I realise I am disqualified. But then I hear an invitation coming from the throne - the invitation to approach. To no longer observe from a distance, but to come up close. But still the problem remains. How can I enter into the presence of someone so immense, in my condition? Then I hear the assurance "I will wash you."
I want to die right there. What could be more mortifying than having a King this majestic washing someone like me? The struggle continues but then I decide that the promise of closeness to the King is too compelling to refuse, whether that means making a public display or not.
But as I step over the treshold of His presence... everything changes. I feel like I've had blinkers removed. I see the full consequences of my dirtiness. But again I look down and see beautiful white. I don't really know how it happened. I've changed. Probably at cost to the King - new garments cost something. But all I know is that He beckoned me, I stepped into it and he made up the difference between my being able to enter in and not. He did it. Yes, I guess I took a step. But even then, though I knew I wanted to approach, I also knew I was disqualified. I didn't know how I could enter, I just knew I wanted to. It was He who made the difference.

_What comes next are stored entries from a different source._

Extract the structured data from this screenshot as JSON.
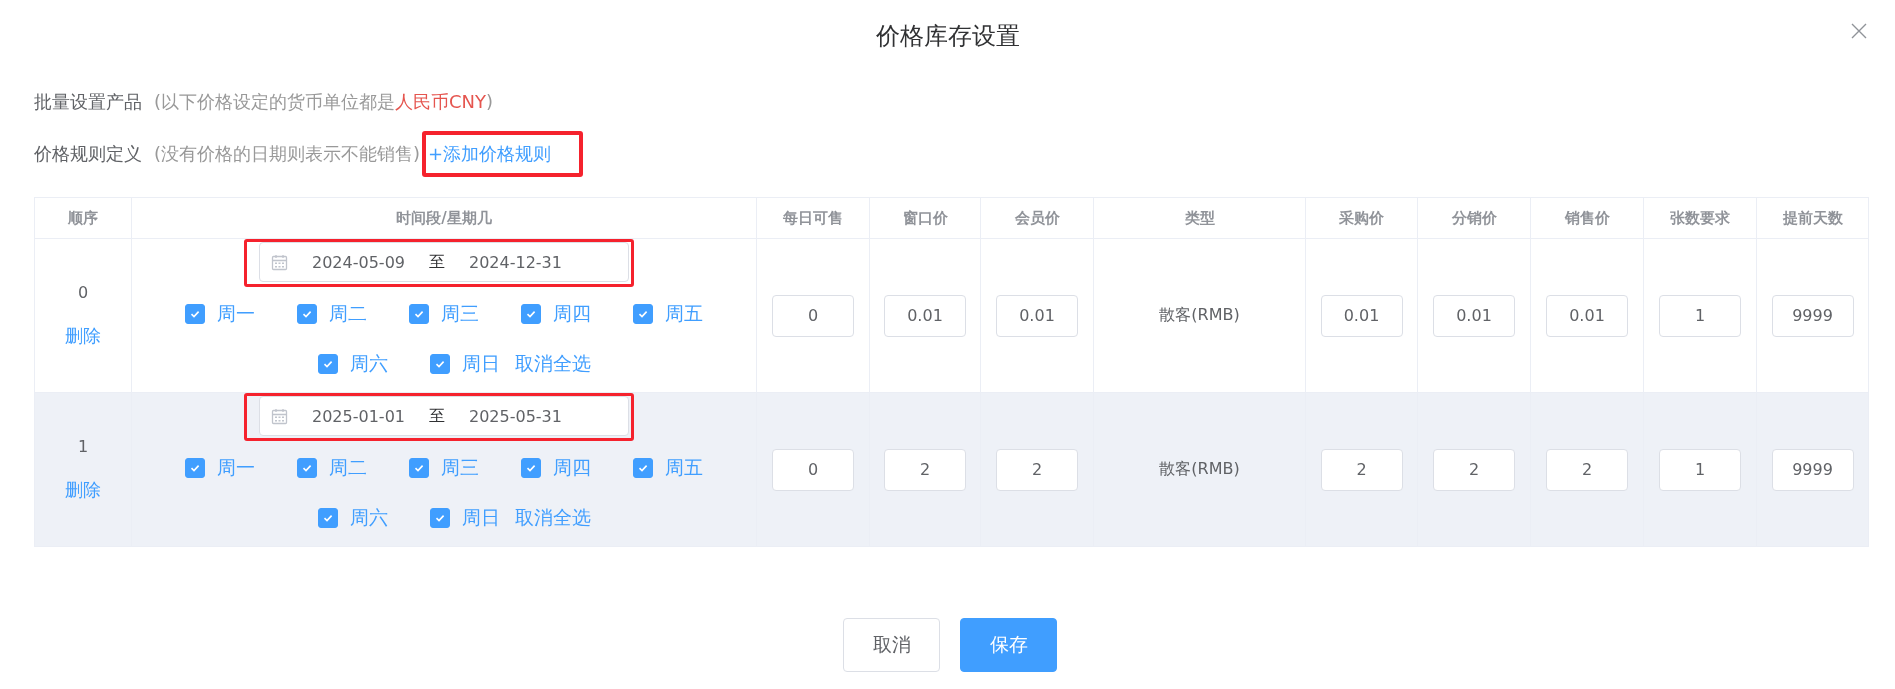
{
  "dialog": {
    "title": "价格库存设置"
  },
  "batch": {
    "label": "批量设置产品",
    "note_start": "(以下价格设定的货币单位都是",
    "currency": "人民币CNY",
    "note_end": ")"
  },
  "rules": {
    "label": "价格规则定义",
    "note": "(没有价格的日期则表示不能销售)",
    "add_link": {
      "text": "+添加价格规则",
      "highlighted": true
    }
  },
  "table": {
    "columns": [
      "顺序",
      "时间段/星期几",
      "每日可售",
      "窗口价",
      "会员价",
      "类型",
      "采购价",
      "分销价",
      "销售价",
      "张数要求",
      "提前天数"
    ],
    "rows": [
      {
        "hovered": false,
        "cells": [
          {
            "kind": "order",
            "order": "0",
            "delete": "删除"
          },
          {
            "kind": "schedule",
            "date_range": {
              "start": "2024-05-09",
              "separator": "至",
              "end": "2024-12-31",
              "highlighted": true
            },
            "weekdays": [
              {
                "label": "周一",
                "checked": true
              },
              {
                "label": "周二",
                "checked": true
              },
              {
                "label": "周三",
                "checked": true
              },
              {
                "label": "周四",
                "checked": true
              },
              {
                "label": "周五",
                "checked": true
              },
              {
                "label": "周六",
                "checked": true
              },
              {
                "label": "周日",
                "checked": true
              }
            ],
            "clear_all": "取消全选"
          },
          {
            "kind": "input",
            "value": "0"
          },
          {
            "kind": "input",
            "value": "0.01"
          },
          {
            "kind": "input",
            "value": "0.01"
          },
          {
            "kind": "text",
            "value": "散客(RMB)"
          },
          {
            "kind": "input",
            "value": "0.01"
          },
          {
            "kind": "input",
            "value": "0.01"
          },
          {
            "kind": "input",
            "value": "0.01"
          },
          {
            "kind": "input",
            "value": "1"
          },
          {
            "kind": "input",
            "value": "9999"
          }
        ]
      },
      {
        "hovered": true,
        "cells": [
          {
            "kind": "order",
            "order": "1",
            "delete": "删除"
          },
          {
            "kind": "schedule",
            "date_range": {
              "start": "2025-01-01",
              "separator": "至",
              "end": "2025-05-31",
              "highlighted": true
            },
            "weekdays": [
              {
                "label": "周一",
                "checked": true
              },
              {
                "label": "周二",
                "checked": true
              },
              {
                "label": "周三",
                "checked": true
              },
              {
                "label": "周四",
                "checked": true
              },
              {
                "label": "周五",
                "checked": true
              },
              {
                "label": "周六",
                "checked": true
              },
              {
                "label": "周日",
                "checked": true
              }
            ],
            "clear_all": "取消全选"
          },
          {
            "kind": "input",
            "value": "0"
          },
          {
            "kind": "input",
            "value": "2"
          },
          {
            "kind": "input",
            "value": "2"
          },
          {
            "kind": "text",
            "value": "散客(RMB)"
          },
          {
            "kind": "input",
            "value": "2"
          },
          {
            "kind": "input",
            "value": "2"
          },
          {
            "kind": "input",
            "value": "2"
          },
          {
            "kind": "input",
            "value": "1"
          },
          {
            "kind": "input",
            "value": "9999"
          }
        ]
      }
    ]
  },
  "buttons": [
    {
      "label": "取消",
      "kind": "default"
    },
    {
      "label": "保存",
      "kind": "primary"
    }
  ]
}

Now, when people remind me of how dirty I used to be, I don't get defensive. I know that it gives glory to this King to see the change in me. After all, He did it, not me. And the way I was doesn't disqualify me. I can come just as I am, and each time I add another stain to my whiteness, He removes it so I can come close. Closeness to the King is the best thing there is. Nothing tops it. To be close to someone so magnificent - what a privilege. And to know that He made it possible - what a debt.